İyi tarafından bakmaya çalışıyorum, kurtuldun demek bana yetmiyor. Hepimiz aynı yere gideceğiz, bir gün yine görüşeceğiz de teselli etmiyor. İşin aslı hepimiz umudumuzu kaybetmedik ama bugünün geleceğini biliyorduk. Sadece sana, o güzel adama ölümü yakıştıramadık, hepsi buydu. Ve sen, belki de asla bir araya gelmeye katlanamayacak bir çok kişiyi sanal olmaktan çıkartıp, bir araya getirdin, kenetledin.

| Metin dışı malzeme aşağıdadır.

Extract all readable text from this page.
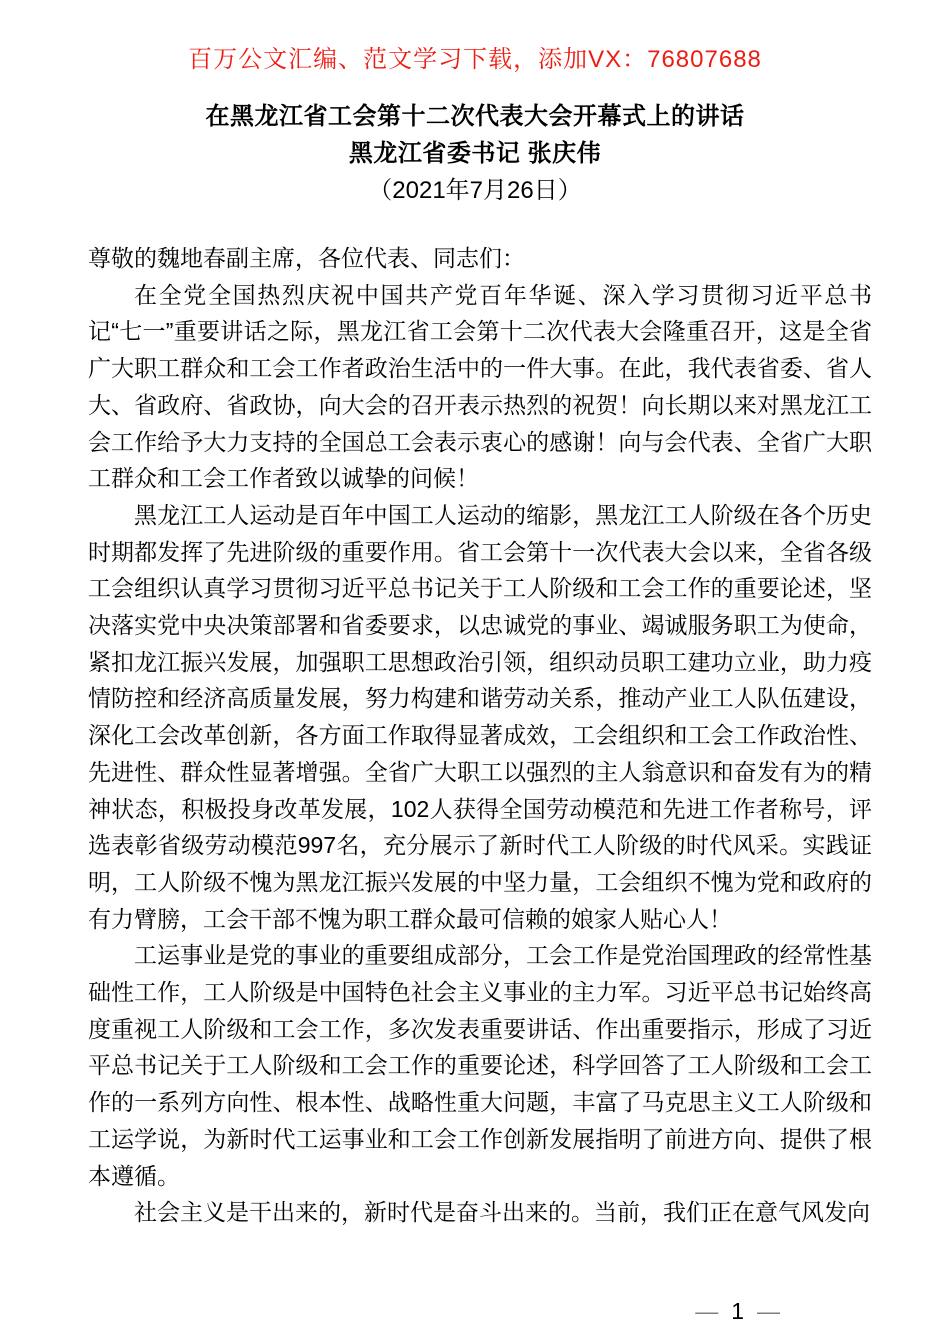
百万公文汇编、范文学习下载，添加VX：76807688
在黑龙江省工会第十二次代表大会开幕式上的讲话
黑龙江省委书记 张庆伟
（2021年7月26日）

尊敬的魏地春副主席，各位代表、同志们：

在全党全国热烈庆祝中国共产党百年华诞、深入学习贯彻习近平总书记“七一”重要讲话之际，黑龙江省工会第十二次代表大会隆重召开，这是全省广大职工群众和工会工作者政治生活中的一件大事。在此，我代表省委、省人大、省政府、省政协，向大会的召开表示热烈的祝贺！向长期以来对黑龙江工会工作给予大力支持的全国总工会表示衷心的感谢！向与会代表、全省广大职工群众和工会工作者致以诚挚的问候！

黑龙江工人运动是百年中国工人运动的缩影，黑龙江工人阶级在各个历史时期都发挥了先进阶级的重要作用。省工会第十一次代表大会以来，全省各级工会组织认真学习贯彻习近平总书记关于工人阶级和工会工作的重要论述，坚决落实党中央决策部署和省委要求，以忠诚党的事业、竭诚服务职工为使命，紧扣龙江振兴发展，加强职工思想政治引领，组织动员职工建功立业，助力疫情防控和经济高质量发展，努力构建和谐劳动关系，推动产业工人队伍建设，深化工会改革创新，各方面工作取得显著成效，工会组织和工会工作政治性、先进性、群众性显著增强。全省广大职工以强烈的主人翁意识和奋发有为的精神状态，积极投身改革发展，102人获得全国劳动模范和先进工作者称号，评选表彰省级劳动模范997名，充分展示了新时代工人阶级的时代风采。实践证明，工人阶级不愧为黑龙江振兴发展的中坚力量，工会组织不愧为党和政府的有力臂膀，工会干部不愧为职工群众最可信赖的娘家人贴心人！

工运事业是党的事业的重要组成部分，工会工作是党治国理政的经常性基础性工作，工人阶级是中国特色社会主义事业的主力军。习近平总书记始终高度重视工人阶级和工会工作，多次发表重要讲话、作出重要指示，形成了习近平总书记关于工人阶级和工会工作的重要论述，科学回答了工人阶级和工会工作的一系列方向性、根本性、战略性重大问题，丰富了马克思主义工人阶级和工运学说，为新时代工运事业和工会工作创新发展指明了前进方向、提供了根本遵循。

社会主义是干出来的，新时代是奋斗出来的。当前，我们正在意气风发向

— 1 —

Gittiğin yerde acıların olmasın "serseri", "nerem serseri lan benim" deme bana öylesin diyince gülümse yine sadece,  etrafın seni hep kollayacak "melek"lerle dolu olsun. Çapkınlığa tam gaz devam et sen yine. Yine hayallerin olsun gözlerini ışıldatan. Çünkü ben seni öyle hatırlıyorum...

2 yorum:

  1. gözlerimdekileri silerken yazamıyorum artık nasıl zor nasıll:(( Allah rahmet eylesin..dualarım onunla..

    YanıtlaSil
  2. Ah Burcu Ah! O gün gerçekten bambaşkaydı. Bu fotoyu çekerken bir gün tarih olacağını aklımdan bile geçirmemiştim. Hatta o gün Davut gerçekten çok iyi bir günündeydi ve hepimize ayrı şakalar yapmıştı. Gözümüzün önünden gitmiyor o günkü neşesiyle ve hep öyle "çapkın" ve hayat dolu hatırlamak istiyorum!